Redux permits, when a new store is created, to pass an enhancer as the third parameter of createStore. This enhancer is a function (simple function or a combination of more function, see compose that permits to add some functionalities to the store. And this is exactly what we want: add new functionality to the store that permits to execute some functions (our side effects function, i.e. dispatch an action) outside the reducers so to maintain a pure function. In practice, our reducers instead of returning just a state will return a state and a command (basically a function) that will be executed. A pair of (state, command) is what the loop function generates.

How to use it

Add a new store enhancer

In order to use Redux-loop, a new store enhancer have to be added. This can be done easily just invoking the install function as store enhancer:

import { createStore, compose, applyMiddleware } from 'redux';
import { install } from 'redux-loop';

import someMiddleware from 'some-middleware';

import reducer from './reducer';
const initialState = {};

const enhancer = compose(
  install(), // <-- Where the magic appears!
  applyMiddleware(someMiddleware), // If you have some other enhancer, i.e. Redux DevTools Extention for Google Chrome
)

const store = createStore(reducer, initialState, enhancer);

Create a Cmd in the reducer

Since we have this store enhancer active, now in the reducer we can simply return a loop object as shown in the example below.

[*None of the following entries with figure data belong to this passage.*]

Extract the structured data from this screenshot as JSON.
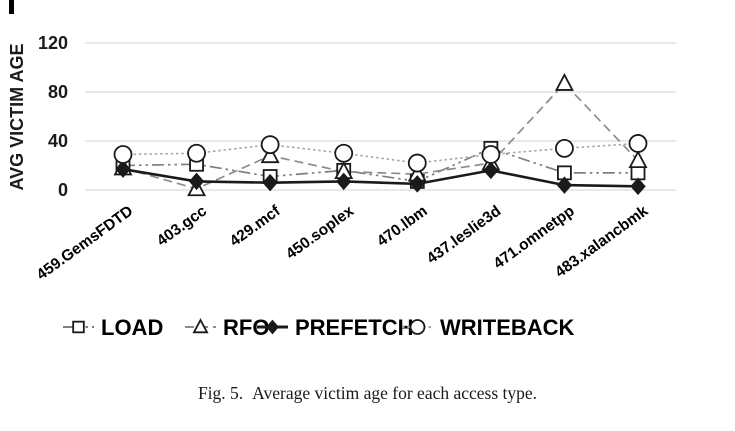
{
  "chart_data": {
    "type": "line",
    "title": "",
    "xlabel": "",
    "ylabel": "AVG VICTIM AGE",
    "ylim": [
      0,
      120
    ],
    "yticks": [
      0,
      40,
      80,
      120
    ],
    "grid": true,
    "gridline_color": "#d9d9d9",
    "legend_position": "bottom",
    "categories": [
      "459.GemsFDTD",
      "403.gcc",
      "429.mcf",
      "450.soplex",
      "470.lbm",
      "437.leslie3d",
      "471.omnetpp",
      "483.xalancbmk"
    ],
    "series": [
      {
        "name": "LOAD",
        "marker": "square",
        "line": "dash-dot-dot",
        "color": "#7f7f7f",
        "marker_color": "#1a1a1a",
        "values": [
          20,
          21,
          11,
          16,
          7,
          34,
          14,
          14
        ]
      },
      {
        "name": "RFO",
        "marker": "triangle",
        "line": "dashed",
        "color": "#8c8c8c",
        "marker_color": "#1a1a1a",
        "values": [
          18,
          1,
          28,
          15,
          13,
          22,
          87,
          24
        ]
      },
      {
        "name": "PREFETCH",
        "marker": "diamond",
        "line": "solid",
        "color": "#1a1a1a",
        "marker_color": "#1a1a1a",
        "values": [
          17,
          7,
          6,
          7,
          5,
          16,
          4,
          3
        ]
      },
      {
        "name": "WRITEBACK",
        "marker": "circle",
        "line": "dotted",
        "color": "#a6a6a6",
        "marker_color": "#1a1a1a",
        "values": [
          29,
          30,
          37,
          30,
          22,
          29,
          34,
          38
        ]
      }
    ]
  },
  "caption": {
    "fig_label": "Fig. 5.",
    "text": "Average victim age for each access type."
  }
}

import { loop, Cmd } from 'redux-loop';
import * as Actions from './actions';

function reducer(state, action) {
  switch(action.type) {
    case 'INVOKE_ANOTHER_ACTION':
      return loop(
        { ...state, first: true },
        Cmd.action({ type: 'OTHER_ACTION TO INVOKE' })
      );

    case 'FETCH_NETWORK_DATA':
      return loop(
          { ...state, loadingData: true},
          Cmd.run(fetchData, {
              [userId], // Parameter to pass to function 
              successActionCreator: Actions.dataReceived, // Action to invoke on success
              failActionCreator: Actions.dataError, // Action to invoke on failure
          })
      )

    case 'SIMPLE_ACTION':
      // Just return a new state as usual
      return { ...state, second: true };
  }
}

Remember to return a `loop`, since invoking `Cmd.run` does not execute any function!

Under the hood

With this library, when a loop is returned, a pair is returned:

  • a new state is returned as you did before using this library
  • a description of a command, built with the Cmd.___ factories

Then there is a store enhancer, described in the install function that applies the state returned as expected and only after that assignment runs the Cmd passed.